Is there any conflict in the relationship that is not easy to bring out into the open and solve? Another common cause of mediocre sex is resentment. When couples assume there are certain things they cannot question or change, anger is blocked and turns into bitterness. This is emphatically not sexy!

If your sex life with this man has been poor from the beginning, the first question I have about that is, why did you marry him? It's safe to assume that sex in the beginning of a relationship will be hotter and more frequent than it will be later. It's difficult to change sexual patterns even if the person who needs to change is quite committed and motivated. But if you have a partner who is reluctant to communicate or change, there is even less of a chance that things will magically improve. I know that many of us idealize the people we fall in love with. We pay more attention to our romantic vision of who they could be, at their best, than who they are in the present. So we marry with a hidden agenda to improve them. A lot of divorces happen because this is a bad plan.

Other than the things that I've listed above, there are a few other things that could be troubling your husband. He may no loner find you attractive. There may be something about the way that you look or something that you do in bed that he dislikes so much that he wants to avoid you.

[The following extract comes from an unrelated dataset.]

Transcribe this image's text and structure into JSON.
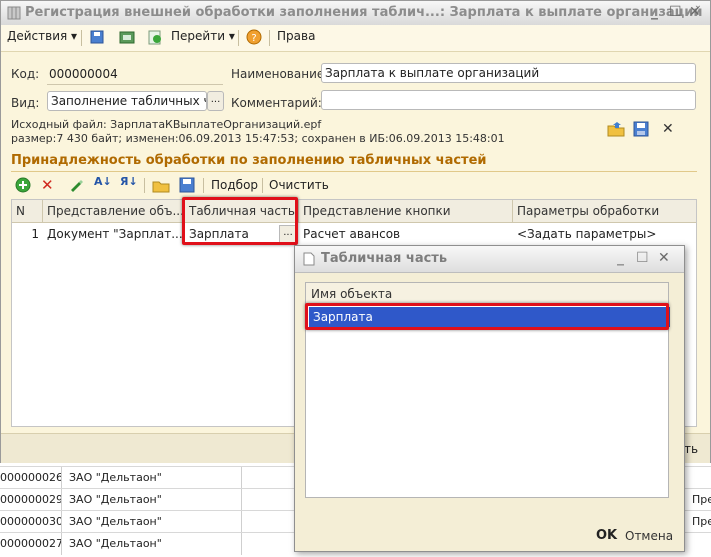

Maybe the problem lies in his relationship with himself. If he is ashamed of the fact that he comes too soon and he doesn't know what to do about that, it could be easier to turn off his desire. Or does he have any moral problems with being sexual? Did he have a harsh religious upbringing that left him feeling terrible about his body and eroticism? If he can't stay hard long enough to satisfy you, he could use toys, his hands, or his mouth to make sure you have an orgasm. But if he was taught that these sex techniques are dirty or wrong, or if he has a selfish disposition, he won't be motivated to make that extra effort.

It could also be that his gender identity or his sexual desire are nontraditional. If he is having trouble fully identifying as a man, it will be difficult for him to have straight sex. Does he have any sexual fetishes or unconventional fantasies? Sometimes these needs are sexual orientations in and of themselves. Some men can't function sexually unless they can wear pantyhose, get a spanking, dress up in latex, see you in fishnet stockings, etc. This is the kind of thing that is very difficult to get people to be honest about. Often, if you are differently-gendered or sexually variant, you don't want to be that way, and you are desperately hoping to change. So you ignore and repress what is going on.

Statistically speaking, it's much more likely that some of the more mundane factors above are causing unhappiness in your conjugal bed. I wish you luck in getting some help to figure all of this out. Identifying the cause of the problem and creating a solution isn't possible, however, unless both parties want to make things better. If your husband is disenchanted with the relationship and no longer wants to be with you, he ought to tell you the truth about that so you can cut your losses and move on.